XXXIX
XXXIX
Едва состоялось первое представление «Древа Дианы», я был вызван в Прагу, где должна была быть премьера «Дон Жуана» Моцарта, по случаю прибытия в этот город Великой герцогини Тосканской. Я оставался там восемь дней, чтобы руководить актерами; но прежде чем эта опера смогла быть поставлена на сцене, я вынужден был вернуться в Вену, по срочному письму Сальери, который извещал меня, что «Ассур» назначен в честь женитьбы Эрцгерцога Франца, и что император непременно желает моего присутствия. Я выехал второпях, путешествуя день и ночь, и на полдороги, почувствовав усталость, остановился в гостинице, где, бросившись во всей одежде на кровать, проспал несколько часов; когда лошади были готовы, я снова сел в экипаж. На заставе, в небольшом расстоянии от гостиницы, у меня спросили подорожную; я сую руку в карман: каково же было мое удивление, когда я обнаружил, что он пуст, хотя я был уверен, что там были пятьдесят цехинов, что заплатил мне пражский импресарио этим утром за моего «Дон Жуана». Подумав, что я забыл кошелек на кровати, где я отдыхал, я велю поворачивать вожжи к гостинице. Я поднимаюсь в комнату, что я занимал: ничего! Хозяин и его жена, вполне любезно, вызывают прислугу, ищут всюду, грозятся, но все клянутся, что не притрагивались к кровати. Маленькая девочка пяти лет вспоминает, что Катерина поправляла эту кровать для другого путешественника, который уехал. Хозяйка велит Катерине раздеться и находит на ней мой кошелек с пятьюдесятью цехинами. Я потерял два часа, но, удовлетворенный тем, что нашел мои деньги, порошу этих молодцов простить Катерину и, потратив время только на то, чтобы сменить лошадей, на следующий день приезжаю в Вену. Я немедленно извещаю Сальери и принимаюсь за работу. В два дня «Ассур» был закончен, сыгран, и успех был такой, что долгое время я оставался в неуверенности какое из трех моих произведений превосходило два других, как по словам, так и по музыке.

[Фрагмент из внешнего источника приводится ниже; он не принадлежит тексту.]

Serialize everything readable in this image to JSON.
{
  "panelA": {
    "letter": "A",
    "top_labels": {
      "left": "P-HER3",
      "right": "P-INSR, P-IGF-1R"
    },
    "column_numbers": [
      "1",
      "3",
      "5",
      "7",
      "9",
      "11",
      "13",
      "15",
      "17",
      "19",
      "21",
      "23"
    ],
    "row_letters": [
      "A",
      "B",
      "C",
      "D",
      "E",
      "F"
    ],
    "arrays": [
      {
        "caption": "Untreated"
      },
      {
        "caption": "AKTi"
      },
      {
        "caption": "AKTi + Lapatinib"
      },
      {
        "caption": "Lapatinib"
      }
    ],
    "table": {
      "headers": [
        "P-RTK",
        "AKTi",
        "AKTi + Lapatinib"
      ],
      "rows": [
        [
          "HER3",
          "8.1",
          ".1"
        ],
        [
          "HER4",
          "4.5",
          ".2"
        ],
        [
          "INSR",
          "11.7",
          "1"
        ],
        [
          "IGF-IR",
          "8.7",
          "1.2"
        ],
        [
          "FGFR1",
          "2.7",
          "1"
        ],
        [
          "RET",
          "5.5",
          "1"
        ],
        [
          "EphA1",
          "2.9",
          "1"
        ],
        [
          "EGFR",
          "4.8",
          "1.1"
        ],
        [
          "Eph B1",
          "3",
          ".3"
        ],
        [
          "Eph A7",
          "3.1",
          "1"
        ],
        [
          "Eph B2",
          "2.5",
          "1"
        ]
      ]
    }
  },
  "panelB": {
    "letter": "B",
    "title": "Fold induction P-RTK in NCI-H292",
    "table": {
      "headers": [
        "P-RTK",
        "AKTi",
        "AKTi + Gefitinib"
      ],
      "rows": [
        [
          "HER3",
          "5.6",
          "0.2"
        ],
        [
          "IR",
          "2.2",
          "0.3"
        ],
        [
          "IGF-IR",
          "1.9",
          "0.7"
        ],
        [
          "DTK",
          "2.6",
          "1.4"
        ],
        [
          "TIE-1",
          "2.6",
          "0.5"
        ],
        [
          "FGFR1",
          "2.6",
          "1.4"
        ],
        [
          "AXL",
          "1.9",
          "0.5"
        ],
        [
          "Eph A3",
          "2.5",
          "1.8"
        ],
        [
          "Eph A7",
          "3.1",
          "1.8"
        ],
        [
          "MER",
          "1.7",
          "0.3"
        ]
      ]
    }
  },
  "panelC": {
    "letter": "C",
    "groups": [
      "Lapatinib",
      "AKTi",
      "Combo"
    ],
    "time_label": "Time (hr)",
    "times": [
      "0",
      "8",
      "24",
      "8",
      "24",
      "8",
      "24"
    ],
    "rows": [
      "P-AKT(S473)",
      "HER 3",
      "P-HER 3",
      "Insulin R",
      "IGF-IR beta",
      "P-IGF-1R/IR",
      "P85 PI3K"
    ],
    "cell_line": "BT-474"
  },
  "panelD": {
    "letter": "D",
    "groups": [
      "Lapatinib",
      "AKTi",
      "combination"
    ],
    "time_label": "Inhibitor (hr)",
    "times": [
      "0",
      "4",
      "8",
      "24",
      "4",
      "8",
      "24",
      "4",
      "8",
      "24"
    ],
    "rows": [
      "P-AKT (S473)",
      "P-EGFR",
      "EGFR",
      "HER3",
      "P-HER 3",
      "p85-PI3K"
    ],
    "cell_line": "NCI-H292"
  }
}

Я не присутствовал в Праге на представлении «Дон Жуана», но Моцарт не замедлил известить меня, что оно было великолепным. Импресарио Гуардассони также написал мне об этом:
«Да здравствует да Понте! Да здравствует Моцарт! Импресарио и артисты должны их благословлять. Пока они будут жить, бедность не посмеет приблизиться к театрам».
Император велел меня позвать и с самыми милостивыми похвами дал мне снова сотню цехинов, говоря, что сгорает от желания услышать «Дон Жуана». Я написал Моцарту, который прилетел и передал партитуру копиисту, которого поторопил поскорее распределить ее по исполнителям. Предстоящий отъезд Иосифа II ускорил постановку оперы на сцене и, могу ли я сказать? – «Дон Жуан» не понравился! Всем, за исключением Моцарта, показалось, что пьеса нуждается в исправлении. Мы сделали там добавления, мы исправили некоторые куски; во второй раз «Дон Жуан» не имел никакого успеха! Что не помешало, впрочем, императору сказать: «Это произведение божественно, оно еще прекрасней, чем «Свадьба Фигаро»; но эта штука не по зубам моим венцам». Я повторил эти слова Моцарту, который, не расстроившись, мне ответил: «Дадим им время его распробовать». Он не ошибся. По его совету, я старался устраивать постановку «Дон Жуана» как можно чаще, и при каждом представлении успех возрастал. Постепенно венцы привыкли переваривать эту штуку и ценить ее и кончили тем, что стали ценить ее и возвели в ранг шедевра драматического искусства. Большое искусство всегда слишком возвышенно для толпы; нужно, чтобы она подросла немного, за век или два, чтобы образовать этот суд присяжных для гения, который будет судить, наконец, со знанием дела, беспристрастно и с выводом на будущее.